I watched his eyes. Stayed gentle inside myself, showing him respect by acting like I believed he was actually considering calling my bet.
“How big a number I need to write?” he finally said, tossing in his hand.
“ That’s a huge-ass bond,” the Prof said on the drive back. “Sure hope that fucking dwarf don’t think he too big to drop the vig.” The Prof was a couple of inches taller than Big Nate, on a good day.
“I ran it all down for him,” I said. “He knows Wolfe’s not going to jump. And she’s got a nice house, out in Forest Hills Gardens; cover him for more than the nut, it came to that.”

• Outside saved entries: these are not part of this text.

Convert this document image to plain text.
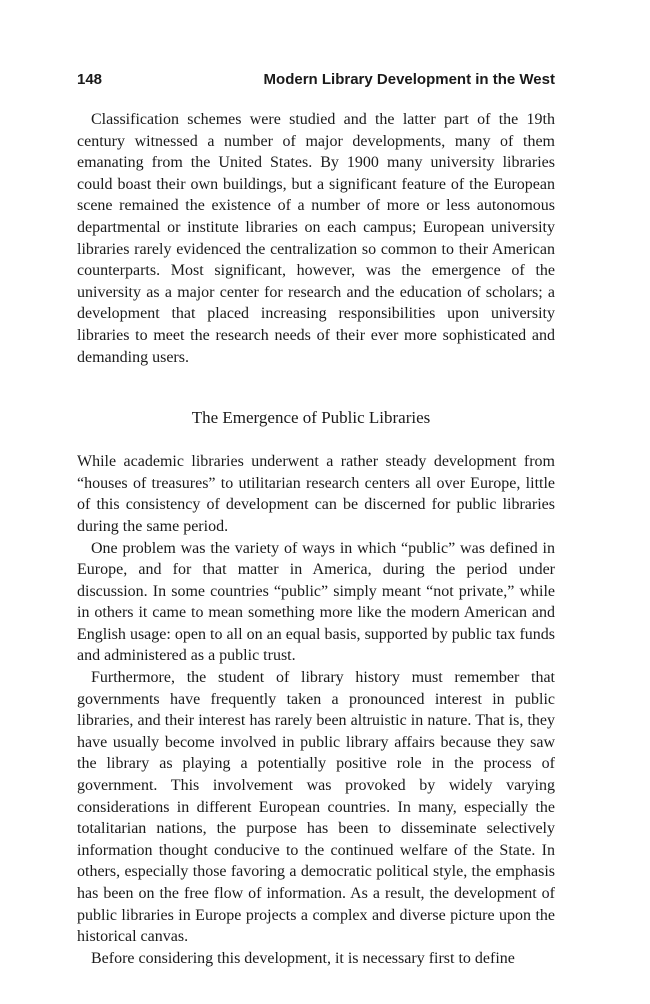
148	Modern Library Development in the West

Classification schemes were studied and the latter part of the 19th century witnessed a number of major developments, many of them emanating from the United States. By 1900 many university libraries could boast their own buildings, but a significant feature of the European scene remained the existence of a number of more or less autonomous departmental or institute libraries on each campus; European university libraries rarely evidenced the centralization so common to their American counterparts. Most significant, however, was the emergence of the university as a major center for research and the education of scholars; a development that placed increasing responsibilities upon university libraries to meet the research needs of their ever more sophisticated and demanding users.

The Emergence of Public Libraries

While academic libraries underwent a rather steady development from “houses of treasures” to utilitarian research centers all over Europe, little of this consistency of development can be discerned for public libraries during the same period.

One problem was the variety of ways in which “public” was defined in Europe, and for that matter in America, during the period under discussion. In some countries “public” simply meant “not private,” while in others it came to mean something more like the modern American and English usage: open to all on an equal basis, supported by public tax funds and administered as a public trust.

Furthermore, the student of library history must remember that governments have frequently taken a pronounced interest in public libraries, and their interest has rarely been altruistic in nature. That is, they have usually become involved in public library affairs because they saw the library as playing a potentially positive role in the process of government. This involvement was provoked by widely varying considerations in different European countries. In many, especially the totalitarian nations, the purpose has been to disseminate selectively information thought conducive to the continued welfare of the State. In others, especially those favoring a democratic political style, the emphasis has been on the free flow of information. As a result, the development of public libraries in Europe projects a complex and diverse picture upon the historical canvas.

Before considering this development, it is necessary first to define
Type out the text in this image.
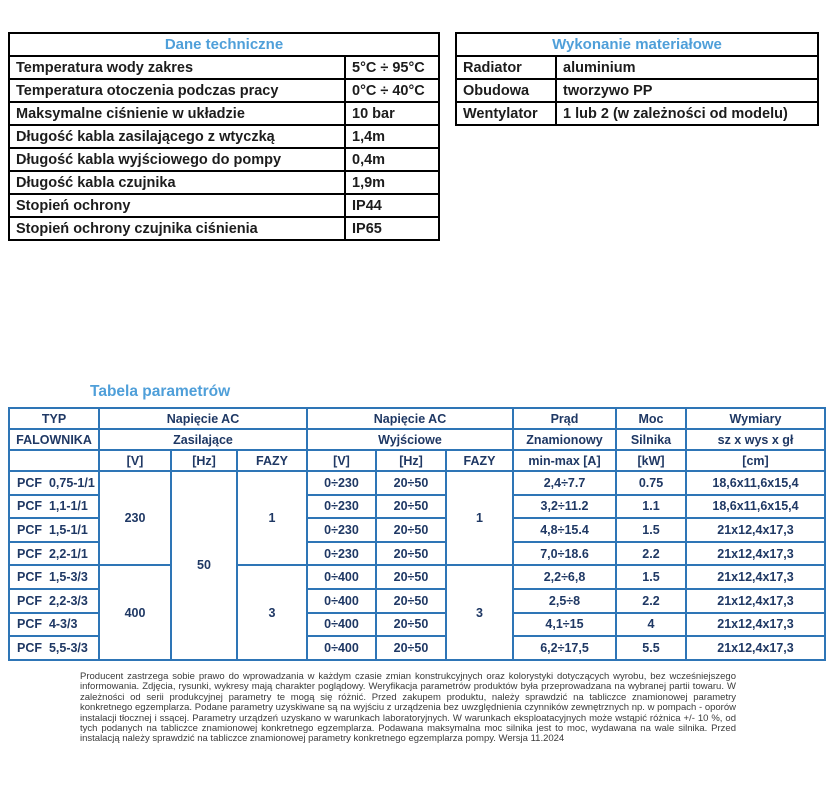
Dane techniczne	
Temperatura wody zakres	5°C ÷ 95°C
Temperatura otoczenia podczas pracy	0°C ÷ 40°C
Maksymalne ciśnienie w układzie	10 bar
Długość kabla zasilającego z wtyczką	1,4m
Długość kabla wyjściowego do pompy	0,4m
Długość kabla czujnika	1,9m
Stopień ochrony	IP44
Stopień ochrony czujnika ciśnienia	IP65
Wykonanie materiałowe	
Radiator	aluminium
Obudowa	tworzywo PP
Wentylator	1 lub 2 (w zależności od modelu)
Tabela parametrów
TYP	Napięcie AC			Napięcie AC			Prąd	Moc	Wymiary
FALOWNIKA	Zasilające			Wyjściowe			Znamionowy	Silnika	sz x wys x gł
	[V]	[Hz]	FAZY	[V]	[Hz]	FAZY	min-max [A]	[kW]	[cm]
PCF  0,75-1/1	230	50	1	0÷230	20÷50	1	2,4÷7.7	0.75	18,6x11,6x15,4
PCF  1,1-1/1				0÷230	20÷50		3,2÷11.2	1.1	18,6x11,6x15,4
PCF  1,5-1/1				0÷230	20÷50		4,8÷15.4	1.5	21x12,4x17,3
PCF  2,2-1/1				0÷230	20÷50		7,0÷18.6	2.2	21x12,4x17,3
PCF  1,5-3/3	400		3	0÷400	20÷50	3	2,2÷6,8	1.5	21x12,4x17,3
PCF  2,2-3/3				0÷400	20÷50		2,5÷8	2.2	21x12,4x17,3
PCF  4-3/3				0÷400	20÷50		4,1÷15	4	21x12,4x17,3
PCF  5,5-3/3				0÷400	20÷50		6,2÷17,5	5.5	21x12,4x17,3

Producent zastrzega sobie prawo do wprowadzania w każdym czasie zmian konstrukcyjnych oraz kolorystyki dotyczących wyrobu, bez wcześniejszego informowania. Zdjęcia, rysunki, wykresy mają charakter poglądowy. Weryfikacja parametrów produktów była przeprowadzana na wybranej partii towaru. W zależności od serii produkcyjnej parametry te mogą się różnić. Przed zakupem produktu, należy sprawdzić na tabliczce znamionowej parametry konkretnego egzemplarza. Podane parametry uzyskiwane są na wyjściu z urządzenia bez uwzględnienia czynników zewnętrznych np. w pompach - oporów instalacji tłocznej i ssącej. Parametry urządzeń uzyskano w warunkach laboratoryjnych. W warunkach eksploatacyjnych może wstąpić różnica +/- 10 %, od tych podanych na tabliczce znamionowej konkretnego egzemplarza. Podawana maksymalna moc silnika jest to moc, wydawana na wale silnika. Przed instalacją należy sprawdzić na tabliczce znamionowej parametry konkretnego egzemplarza pompy. Wersja 11.2024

“So we don’t have to put up the fifty large?”
“Not a dime.”
“Honeyboy, listen to me for a minute. You wearing a murder face now. Not like you mad, like you . . . the way Wesley looked all the time. Got those straight-line lips and glass-cutter eyes, you hear what I’m saying?”
“I
don’t care—”
“Right. Know you don’t. Know you won’t. Only thing is, you know how people get when you scare them deep enough. They’ll tell you anything you want to hear.”
“Meaning, you don’t think Nate’s actually going to write the bond?”
“He’s either going to write it, or he’s going to run, son. Get down, go to ground, not be around. Not until this one’s all done.”
“If he—”
“Yo! Ice up, youngblood! What’s wrong with you? The little midget pulls a burn, he gets to learn. But that’s down the line, another time. What we’re here for is to get your girl the door. Say I’m on time with all that rhyme.”
“You’re right, Prof,” I assured him.
I didn’t want to take a chance on calling Davidson at his home. I had the number, but it was almost five in the morning by then, and I didn’t want to spook his kids—that kind of move could cost me some ground. Figured he wouldn’t have his cell turned on, either, so I called his office number and spoke into the tape.
“Go spring her; it’s covered. Surety is Korlok Bonding Company, in the Bronx.” I gave him the rest of the particulars, including the phone number and who to ask for.
“What’s next, mahn?” Clarence asked as I got back into the Plymouth.
“We have to wait a few hours,” I told him, signing the same message to Max. “Make sure Wolfe gets bailed, first. I have to find out some stuff. Figure, another twenty-four hours, we know exactly what we have to do. I’ll leave word at—”
Max tapped my chest. Shook his head “no” at me. Made the sign of a man eating with chopsticks.
“All right,” I told them all. “Mama’s at five this afternoon. Tell Michelle, too, okay?”
“ She came back, boss,” Gateman greeted me as I walked in the door of the flophouse.
“How long ago?”
“Around midnight. Had the Rottweiler with her again, too. Plus a guy. He’s been up before, last year. I remember him. Big guy. Looks like a farm boy, but he’s no Hoosier, I could tell.”
Mick, I thought. Good. If he was with Pepper, he wasn’t prowling the city, looking for someone to hurt.